这边的事情已经了了,这次的任务聂政完成的很完美,不但解开了两方的纷争,更是和谢安之成了莫逆之交,以后美国纽约的三合会分支就会是他最有力的外援。他此次回去,是带着一身的荣光。
然而她却根本不想回去,香港啊,只要一踏上那块土地,所有的事情便是纷纷而来,聂政的妻儿,她穿越的任务,林柔的归宿,桩桩件件都让她烦心不已。
“我和你们一起回去可以么?香港,中国呢,我从小就在纽约长大,真的很好奇全是黄种人说着中国话的地方会是什么样子。
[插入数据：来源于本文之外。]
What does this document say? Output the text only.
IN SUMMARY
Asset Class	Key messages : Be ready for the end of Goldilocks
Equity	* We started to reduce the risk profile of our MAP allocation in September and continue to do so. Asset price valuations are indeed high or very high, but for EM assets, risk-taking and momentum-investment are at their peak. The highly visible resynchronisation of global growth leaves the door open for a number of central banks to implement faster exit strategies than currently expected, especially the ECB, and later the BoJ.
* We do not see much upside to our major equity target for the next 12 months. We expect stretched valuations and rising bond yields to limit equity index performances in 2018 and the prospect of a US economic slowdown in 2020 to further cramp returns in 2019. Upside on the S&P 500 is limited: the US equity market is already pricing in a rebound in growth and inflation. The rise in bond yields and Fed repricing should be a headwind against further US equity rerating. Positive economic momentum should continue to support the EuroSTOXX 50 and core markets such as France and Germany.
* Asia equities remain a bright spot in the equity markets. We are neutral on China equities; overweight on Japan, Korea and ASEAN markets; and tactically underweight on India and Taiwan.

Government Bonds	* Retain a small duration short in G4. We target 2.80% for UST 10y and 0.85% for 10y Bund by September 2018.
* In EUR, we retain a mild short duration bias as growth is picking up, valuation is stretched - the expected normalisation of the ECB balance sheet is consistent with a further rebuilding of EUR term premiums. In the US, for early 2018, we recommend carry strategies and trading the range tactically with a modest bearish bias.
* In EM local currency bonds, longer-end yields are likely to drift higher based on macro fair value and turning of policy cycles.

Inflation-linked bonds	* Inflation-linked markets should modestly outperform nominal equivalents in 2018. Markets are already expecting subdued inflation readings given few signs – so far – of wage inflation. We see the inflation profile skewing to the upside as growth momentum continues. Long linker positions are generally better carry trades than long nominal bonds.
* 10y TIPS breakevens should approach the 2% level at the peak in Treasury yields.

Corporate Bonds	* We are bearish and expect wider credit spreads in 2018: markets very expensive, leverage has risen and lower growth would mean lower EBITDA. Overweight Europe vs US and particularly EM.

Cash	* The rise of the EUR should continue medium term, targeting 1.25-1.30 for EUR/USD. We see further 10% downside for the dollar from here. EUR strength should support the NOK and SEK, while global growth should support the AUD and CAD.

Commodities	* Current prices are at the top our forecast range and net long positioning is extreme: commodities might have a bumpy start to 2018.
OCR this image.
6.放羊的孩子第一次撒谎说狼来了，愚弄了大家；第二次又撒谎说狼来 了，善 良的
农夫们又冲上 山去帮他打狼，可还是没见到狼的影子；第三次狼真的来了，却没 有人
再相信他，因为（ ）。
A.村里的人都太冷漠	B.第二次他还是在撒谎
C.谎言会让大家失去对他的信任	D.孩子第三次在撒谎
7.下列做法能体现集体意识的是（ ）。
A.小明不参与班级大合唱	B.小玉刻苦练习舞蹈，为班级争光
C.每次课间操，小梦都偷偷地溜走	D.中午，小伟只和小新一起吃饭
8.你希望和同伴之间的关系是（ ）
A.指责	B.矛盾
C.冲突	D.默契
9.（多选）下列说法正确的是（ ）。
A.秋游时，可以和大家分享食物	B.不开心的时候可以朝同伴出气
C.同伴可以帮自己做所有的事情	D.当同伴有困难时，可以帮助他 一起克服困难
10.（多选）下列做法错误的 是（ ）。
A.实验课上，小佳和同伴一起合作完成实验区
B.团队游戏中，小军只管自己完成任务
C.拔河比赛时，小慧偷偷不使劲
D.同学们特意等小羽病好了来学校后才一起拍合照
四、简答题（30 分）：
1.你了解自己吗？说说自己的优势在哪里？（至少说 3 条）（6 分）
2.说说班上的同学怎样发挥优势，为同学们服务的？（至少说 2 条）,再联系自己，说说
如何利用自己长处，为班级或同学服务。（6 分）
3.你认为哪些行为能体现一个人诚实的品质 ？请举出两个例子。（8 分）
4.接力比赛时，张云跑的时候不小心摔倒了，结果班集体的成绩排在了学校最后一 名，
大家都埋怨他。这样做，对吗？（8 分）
”
许蓉的声音爽朗,带着淡淡的感慨。
景平却只是淡笑,不置可否。许蓉想走,只怕谢安之是不会同意的吧。
似是看出了她此刻的想法,许蓉扬唇一笑,笑容惨淡凄切。却反而是满不在乎的口吻道:
“我跟他。。我们已经是不可能的了。我害死了他的妻子和肚子里的孩子。他就算还爱着我,我们也没有任何机会了,更何况,或许谢安之他,到现在都不清楚自己更爱哪一个。”
景平沉默,虽然觉得谢安之才是三人中最可怜的人,却想不出任何话去反驳,许蓉说的也没错。和许歌婚后相处的半年,谢安之只怕也对其有感情了也说不定。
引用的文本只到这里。